Trials and Tribulations
- Deutsche Welle reports that Germany has restricted its intelligence sharing with the United States since a drone strike last October killed a German, referred to as Bünyamin E., in Pakistan’s tribal regions (Deutsche Welle).
- Federal prosecutors are reportedly considering charging Spokane-area man Joseph Brice with providing material support to terrorists, after his arrest last week on charges of constructing an explosive device (Seattle Times). Brice allegedly posted bomb making videos on a jihadist-themed YouTube page, as well as videos of attacks in other countries.

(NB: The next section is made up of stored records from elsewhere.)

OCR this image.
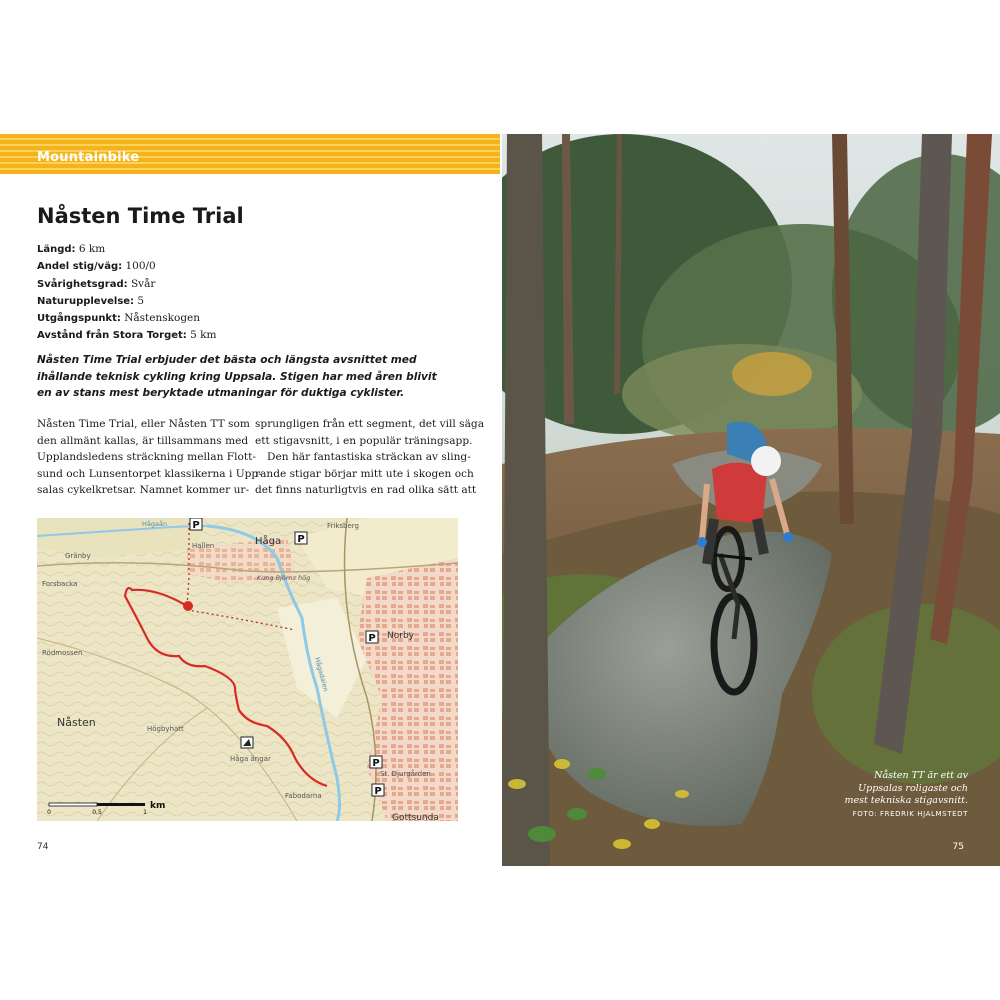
Mountainbike
Nåsten Time Trial
Längd: 6 km
Andel stig/väg: 100/0
Svårighetsgrad: Svår
Naturupplevelse: 5
Utgångspunkt: Nåstenskogen
Avstånd från Stora Torget: 5 km
Nåsten Time Trial erbjuder det bästa och längsta avsnittet med
ihållande teknisk cykling kring Uppsala. Stigen har med åren blivit
en av stans mest beryktade utmaningar för duktiga cyklister.
Nåsten Time Trial, eller Nåsten TT som
den allmänt kallas, är tillsammans med
Upplandsledens sträckning mellan Flott-
sund och Lunsentorpet klassikerna i Upp-
salas cykelkretsar. Namnet kommer ur-
sprungligen från ett segment, det vill säga
ett stigavsnitt, i en populär träningsapp.
Den här fantastiska sträckan av sling-
rande stigar börjar mitt ute i skogen och
det finns naturligtvis en rad olika sätt att
P
P
P
P
P
Gränby
Hallen	Håga
Friksberg
Forsbacka
Kung Björns hög
Norby
Rödmossen
Nåsten	Högbyhatt
Håga ängar
Fabodarna
St. Djurgården
Gottsunda
Hågadalen
Hågaån
0	0,5	1
km
74
Nåsten TT är ett av
Uppsalas roligaste och
mest tekniska stigavsnitt.
FOTO: FREDRIK HJALMSTEDT
75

- A suicide bomber detonated himself near the city headquarters of Kazakhstan’s domestic security police this morning in the city of Aktobe, wounding several people (Reuters).
- French authorities have filed terrorism charges against three Frenchmen and an Indian who allegedly wanted to travel to training camps along the Afghanistan-Pakistan border (AP).
- Indonesian security forces killed alleged militant commander Sigit Qurdowi and a bodyguard this weekend, after a series of arrests have netted 10 terrorism suspects since last month (Jakarta Globe, AP).
- The Tunisian army arrested two suspected members of Al Qaeda in the Islamic Maghreb (AQIM), a Libyan and an Algerian, in the country’s south on May 15 (Reuters, AFP). The men, the first AQIM members to be arrested in Tunisia, were allegedly in possession of an explosive belt and a homemade bomb, and tried to set off an explosive before being subdued.
- Algerian president Abdelaziz Bouteflika will reportedly soon release several thousand imprisoned Islamists from jail, reportedly as part of a bid for greater support and to draw to a close another legacy of Algeria’s brutal civil war (Reuters).
- Chechen terrorism suspect Lors Doukayev pleaded not guilty to terror charges in a Danish court May 16, though he did plead guilty to possessing a handgun and a small bomb that he claims he had for self-defense (AP).